The Medical Works of PAULUS EGINETA, the Greek Physician, translated into English; with a copious Commentary, containing a comprehensive View of the Knowledge possessed by the Greeks, Romans, and Arabians, on all Subjects connected with Medicine and Surgery. By FRANCIS ADAMS, Esq., Surgeon, Author of "Hermes Philologus," &c. Vol. 1.-London, 1834. THERE has been great diversity of opinion, even among judicious men, on the advantages of studying the ancient writers on medicine; some maintaining that almost all that is valuable in the science is to be found in their works, and others contending that nothing but antiquarian enthusiasm can discover in them anything truly useful, or applicable to the present advanced state of knowledge. If the question were argued on the ground of immediate utility, truth would probably incline to the side of the latter, since there is no doubt that a man who has never read a word of Hippocrates or Galen, may nevertheless be a scientific physician, and an excellent practitioner; but we do not think this is the proper way of viewing the subject. It must indeed be admitted, that we know nearly all that the ancients knew, that we have corrected many of their errors, and greatly augmented the stock of knowledge which they bequeathed to us; but is there no benefit to be derived from tracing knowledge back to its sources? none from contemplating ideas which are now familiar, in all the simplicity and vigour with which they sprang from minds comparatively unwarped by prejudice, unbiassed by controversy, and conversant chiefly with the observation of nature? Is it unprofitable to learn how others have arrived at truth, or become entangled in error? In a word, is not the history of every subject essential to its true philosophy?

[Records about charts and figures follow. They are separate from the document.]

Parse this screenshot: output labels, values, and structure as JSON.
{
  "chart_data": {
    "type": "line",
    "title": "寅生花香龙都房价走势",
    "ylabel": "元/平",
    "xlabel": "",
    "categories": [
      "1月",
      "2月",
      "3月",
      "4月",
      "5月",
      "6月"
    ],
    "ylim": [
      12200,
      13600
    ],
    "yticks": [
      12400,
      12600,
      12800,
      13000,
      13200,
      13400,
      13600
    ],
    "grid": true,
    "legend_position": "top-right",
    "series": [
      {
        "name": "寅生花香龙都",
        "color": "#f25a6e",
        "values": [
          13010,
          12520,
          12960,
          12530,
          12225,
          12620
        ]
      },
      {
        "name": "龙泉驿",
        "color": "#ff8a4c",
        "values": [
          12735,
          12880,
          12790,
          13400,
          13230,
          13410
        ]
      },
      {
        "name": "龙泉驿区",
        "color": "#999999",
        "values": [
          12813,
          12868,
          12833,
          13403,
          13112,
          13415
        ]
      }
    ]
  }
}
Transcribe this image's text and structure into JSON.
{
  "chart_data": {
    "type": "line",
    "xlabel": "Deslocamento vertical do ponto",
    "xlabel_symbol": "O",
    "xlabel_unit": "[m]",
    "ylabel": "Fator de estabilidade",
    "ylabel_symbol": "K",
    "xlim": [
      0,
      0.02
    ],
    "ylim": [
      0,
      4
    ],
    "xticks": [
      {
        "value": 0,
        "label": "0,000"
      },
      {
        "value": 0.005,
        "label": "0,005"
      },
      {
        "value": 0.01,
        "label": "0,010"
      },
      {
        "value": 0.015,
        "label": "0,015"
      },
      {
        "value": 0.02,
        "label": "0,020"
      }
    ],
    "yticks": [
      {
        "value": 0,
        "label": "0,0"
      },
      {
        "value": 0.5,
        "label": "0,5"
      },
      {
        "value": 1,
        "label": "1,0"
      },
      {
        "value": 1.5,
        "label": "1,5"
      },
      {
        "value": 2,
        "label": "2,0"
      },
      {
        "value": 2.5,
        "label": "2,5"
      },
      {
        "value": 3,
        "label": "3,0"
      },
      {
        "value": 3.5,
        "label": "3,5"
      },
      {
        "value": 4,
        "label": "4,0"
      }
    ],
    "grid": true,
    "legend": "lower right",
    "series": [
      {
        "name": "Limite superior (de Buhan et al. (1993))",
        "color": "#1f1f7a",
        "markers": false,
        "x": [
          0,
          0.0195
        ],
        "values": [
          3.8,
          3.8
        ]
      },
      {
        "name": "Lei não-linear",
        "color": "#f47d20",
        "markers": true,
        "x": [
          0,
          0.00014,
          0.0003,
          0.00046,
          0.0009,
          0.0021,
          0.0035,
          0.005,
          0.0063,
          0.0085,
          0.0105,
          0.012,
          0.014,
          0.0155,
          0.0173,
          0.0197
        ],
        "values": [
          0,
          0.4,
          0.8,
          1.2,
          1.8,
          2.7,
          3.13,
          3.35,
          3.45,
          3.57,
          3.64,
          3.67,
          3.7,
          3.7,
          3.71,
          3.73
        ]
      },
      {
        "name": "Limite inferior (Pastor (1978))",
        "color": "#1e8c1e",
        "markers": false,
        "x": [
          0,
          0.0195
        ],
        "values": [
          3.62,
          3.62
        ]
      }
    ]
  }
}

There is, moreover, much pleasure to a liberal mind in the extended survey of a science to which some of the highest of human intellects have in all times been devoted, and in marking the gradual progress of the fabric they have reared. If it be objected, that this pleasure is of an imaginative cast, it may be answered, that an object is never so ardently and successfully pursued as when the imagination illumines, without misleading, the course of the severer faculties.